First time in business and my friend and I want to start a casual dining wine bar on Sydney northern beaches. Going through financial projections and wondering what benchmark we should be using for profit margins. We have the funds to fit it out so no borrowings and another $50k to start. Any advice would be helpful?
Best to go to a local accountant, and look at a profit and loss with him,of a small dining bar, ask themif they have a similar profile client,and then understand, that there are a lot of places,which needs some cash injection, and will that 50K be enough, I am not sure.
4 Weeks Rent Bond to be paid upfront
Staff Hire and one months pay
Cost of goods
Cost of running the place
Most businesses have a gestation period, and also note that Dining Bar is a seasonal business, Winter Sales will be down, you need to have a lot more money in your pocket.
Also, you are not going to make profit till it becomes popular...it may take 6 months worth of costs of running in savings. You need to have a peace of mind, so that you can concentrate on the business of the Business.

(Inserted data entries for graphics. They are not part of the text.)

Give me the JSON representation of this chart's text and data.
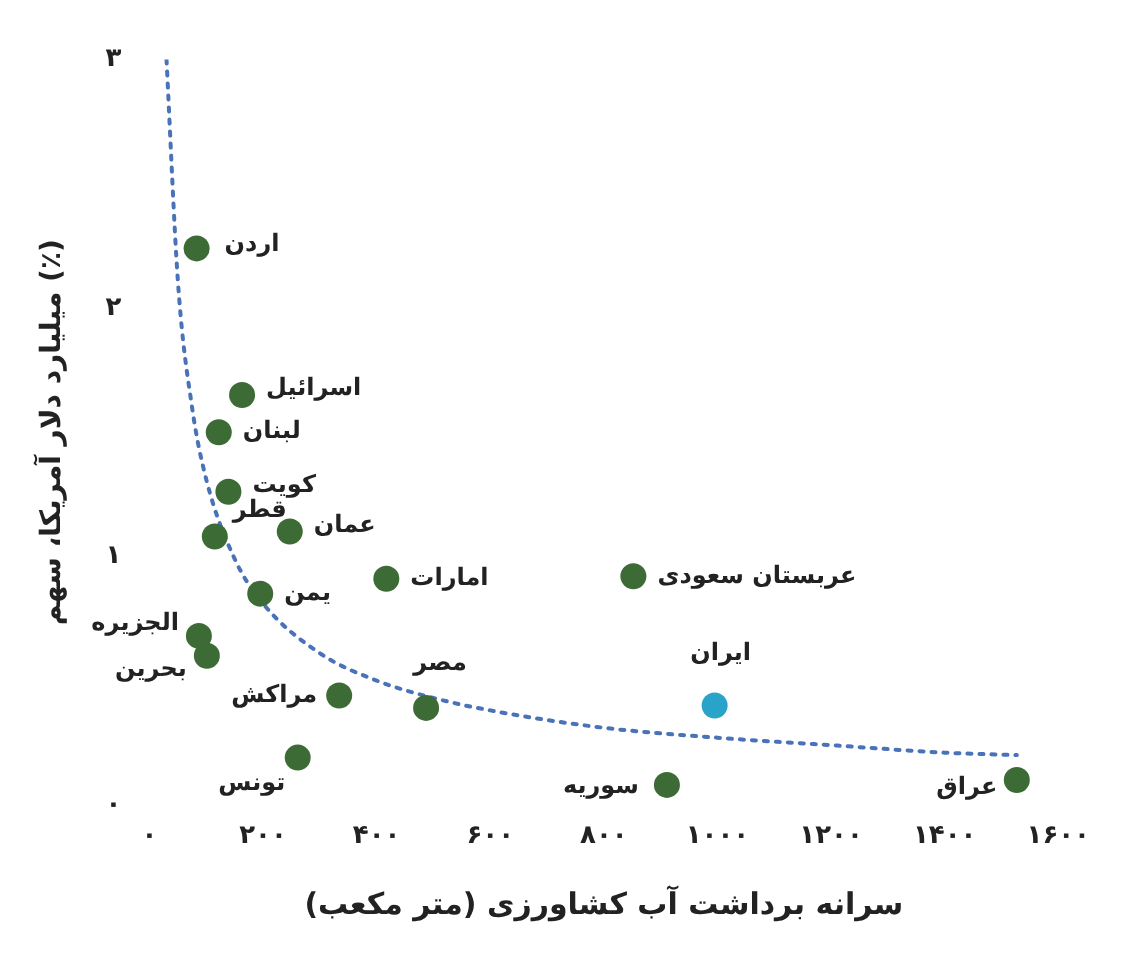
{
  "chart_data": {
    "type": "scatter",
    "xlabel": "سرانه برداشت آب کشاورزی (متر مکعب)",
    "ylabel": "میلیارد دلار آمریکا، سهم (٪)",
    "xlim": [
      0,
      1600
    ],
    "ylim": [
      0,
      3
    ],
    "xticks": [
      {
        "value": 0,
        "label": "۰"
      },
      {
        "value": 200,
        "label": "۲۰۰"
      },
      {
        "value": 400,
        "label": "۴۰۰"
      },
      {
        "value": 600,
        "label": "۶۰۰"
      },
      {
        "value": 800,
        "label": "۸۰۰"
      },
      {
        "value": 1000,
        "label": "۱۰۰۰"
      },
      {
        "value": 1200,
        "label": "۱۲۰۰"
      },
      {
        "value": 1400,
        "label": "۱۴۰۰"
      },
      {
        "value": 1600,
        "label": "۱۶۰۰"
      }
    ],
    "yticks": [
      {
        "value": 0,
        "label": "۰"
      },
      {
        "value": 1,
        "label": "۱"
      },
      {
        "value": 2,
        "label": "۲"
      },
      {
        "value": 3,
        "label": "۳"
      }
    ],
    "grid": false,
    "legend": false,
    "marker": "circle",
    "series": [
      {
        "name": "اردن",
        "color": "#3d6b35",
        "x": [
          83
        ],
        "values": [
          2.24
        ]
      },
      {
        "name": "اسرائیل",
        "color": "#3d6b35",
        "x": [
          163
        ],
        "values": [
          1.65
        ]
      },
      {
        "name": "لبنان",
        "color": "#3d6b35",
        "x": [
          122
        ],
        "values": [
          1.5
        ]
      },
      {
        "name": "کویت",
        "color": "#3d6b35",
        "x": [
          139
        ],
        "values": [
          1.26
        ]
      },
      {
        "name": "قطر",
        "color": "#3d6b35",
        "x": [
          115
        ],
        "values": [
          1.08
        ]
      },
      {
        "name": "عمان",
        "color": "#3d6b35",
        "x": [
          247
        ],
        "values": [
          1.1
        ]
      },
      {
        "name": "یمن",
        "color": "#3d6b35",
        "x": [
          195
        ],
        "values": [
          0.85
        ]
      },
      {
        "name": "امارات",
        "color": "#3d6b35",
        "x": [
          417
        ],
        "values": [
          0.91
        ]
      },
      {
        "name": "عربستان سعودی",
        "color": "#3d6b35",
        "x": [
          852
        ],
        "values": [
          0.92
        ]
      },
      {
        "name": "الجزیره",
        "color": "#3d6b35",
        "x": [
          87
        ],
        "values": [
          0.68
        ]
      },
      {
        "name": "بحرین",
        "color": "#3d6b35",
        "x": [
          101
        ],
        "values": [
          0.6
        ]
      },
      {
        "name": "مصر",
        "color": "#3d6b35",
        "x": [
          487
        ],
        "values": [
          0.39
        ]
      },
      {
        "name": "مراکش",
        "color": "#3d6b35",
        "x": [
          334
        ],
        "values": [
          0.44
        ]
      },
      {
        "name": "تونس",
        "color": "#3d6b35",
        "x": [
          261
        ],
        "values": [
          0.19
        ]
      },
      {
        "name": "ایران",
        "color": "#2aa3c9",
        "x": [
          995
        ],
        "values": [
          0.4
        ]
      },
      {
        "name": "سوریه",
        "color": "#3d6b35",
        "x": [
          911
        ],
        "values": [
          0.08
        ]
      },
      {
        "name": "عراق",
        "color": "#3d6b35",
        "x": [
          1527
        ],
        "values": [
          0.1
        ]
      },
      {
        "type": "line",
        "color": "#4a72b8",
        "line_style": "dotted",
        "marker": "none",
        "x": [
          30,
          50,
          75,
          100,
          150,
          200,
          300,
          400,
          500,
          600,
          800,
          1000,
          1200,
          1400,
          1527
        ],
        "values": [
          3.0,
          2.11,
          1.6,
          1.31,
          0.99,
          0.81,
          0.61,
          0.5,
          0.43,
          0.38,
          0.31,
          0.27,
          0.24,
          0.21,
          0.2
        ]
      }
    ]
  }
}
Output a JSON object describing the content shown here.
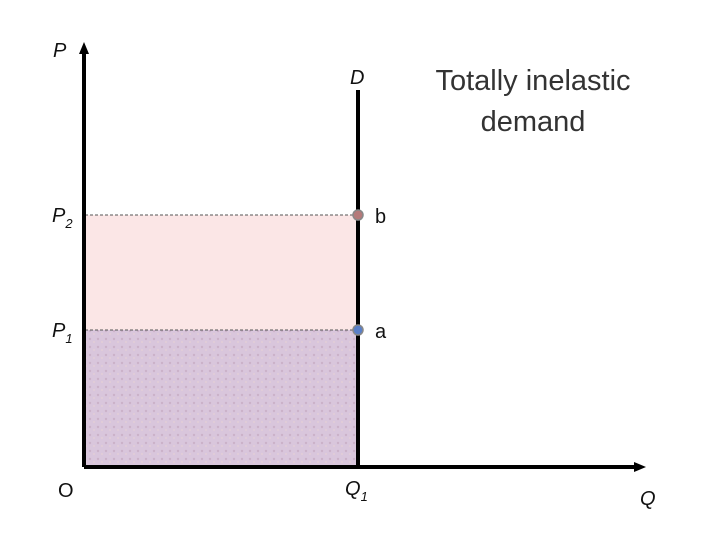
{
  "axes": {
    "y_label": "P",
    "x_label": "Q",
    "origin": "O"
  },
  "curve": {
    "label": "D"
  },
  "title": {
    "lines": [
      "Totally inelastic",
      "demand"
    ]
  },
  "prices": [
    {
      "main": "P",
      "sub": "2"
    },
    {
      "main": "P",
      "sub": "1"
    }
  ],
  "quantity": {
    "main": "Q",
    "sub": "1"
  },
  "points": [
    {
      "label": "b"
    },
    {
      "label": "a"
    }
  ]
}
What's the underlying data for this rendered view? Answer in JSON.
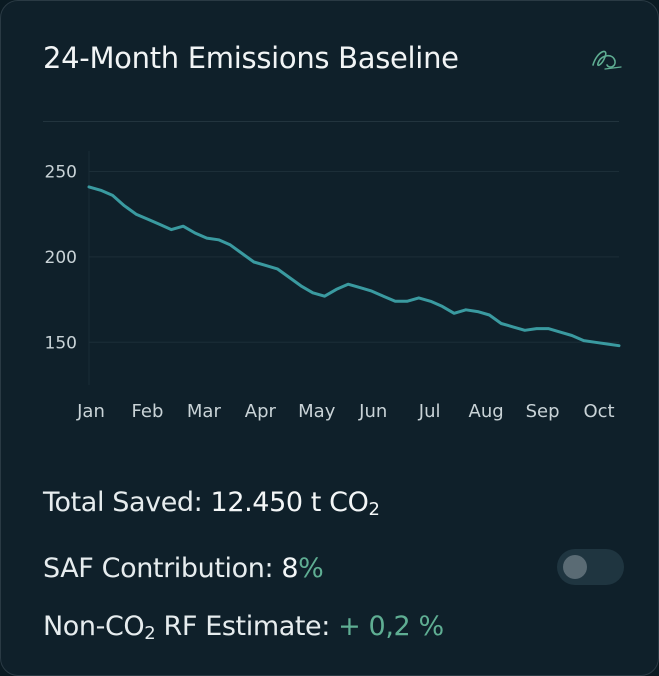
{
  "card": {
    "title": "24-Month Emissions Baseline",
    "logo_icon": "signature-logo-icon"
  },
  "colors": {
    "background": "#0f202a",
    "line": "#3a9aa0",
    "accent_green": "#5fae93",
    "grid": "#1c2e38"
  },
  "chart_data": {
    "type": "line",
    "title": "",
    "xlabel": "",
    "ylabel": "",
    "x_ticks": [
      "Jan",
      "Feb",
      "Mar",
      "Apr",
      "May",
      "Jun",
      "Jul",
      "Aug",
      "Sep",
      "Oct"
    ],
    "y_ticks": [
      150,
      200,
      250
    ],
    "ylim": [
      125,
      262
    ],
    "grid": "horizontal",
    "series": [
      {
        "values": [
          241,
          239,
          236,
          230,
          225,
          222,
          219,
          216,
          218,
          214,
          211,
          210,
          207,
          202,
          197,
          195,
          193,
          188,
          183,
          179,
          177,
          181,
          184,
          182,
          180,
          177,
          174,
          174,
          176,
          174,
          171,
          167,
          169,
          168,
          166,
          161,
          159,
          157,
          158,
          158,
          156,
          154,
          151,
          150,
          149,
          148
        ]
      }
    ]
  },
  "stats": {
    "total_label": "Total Saved:",
    "total_value": "12.450 t CO",
    "total_sub": "2",
    "saf_label": "SAF Contribution:",
    "saf_value_num": "8",
    "saf_value_pct": "%",
    "saf_toggle_on": false,
    "rf_label_pre": "Non-CO",
    "rf_label_sub": "2",
    "rf_label_post": " RF Estimate:",
    "rf_value": "+ 0,2 %"
  }
}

The ATO publish standards for various industries like wages, cogs etc.
I am out at the moment but I’ll try and get you a link.
There is also a company called benchmarking.com and you can buy a industry specific report.
Don’t be constrained by other people’s benchmarks. Start with what you want tour profit to be then your wage and work backwards to create you desired sales.
When you have KPI’s and goals things are easier to achieve.
We have an office at manly. Drop in for a coffee.
Work out your overheads (fixed costs), look at your costings for produce etc. and expected number of customers per week. You can then sort out your pricing, which will give you the profit margin. Plenty of P&L and Cash Flow reports available to work with.
You can get hold of reported benchmark figures, which may give a reasonable idea of the margins applicable (range rather than specifics).
For a wine bar with casual dining, stock levels will be paramount to your success, and re-ordering etc.. Make sure you have looked into those requirements - nothing worse for a customer than for their favourite/preferred wine to be sold out. Your early reputation is soo important. Don't over-stock either (kills cash flow).
Catch-up with AJ above, or Brendan Curran (another NSW Accountant on here) for advice. I assume you have drawn up a business plan (to some level). If not, put everything else aside and get into that process. Fail to plan - plan to fail!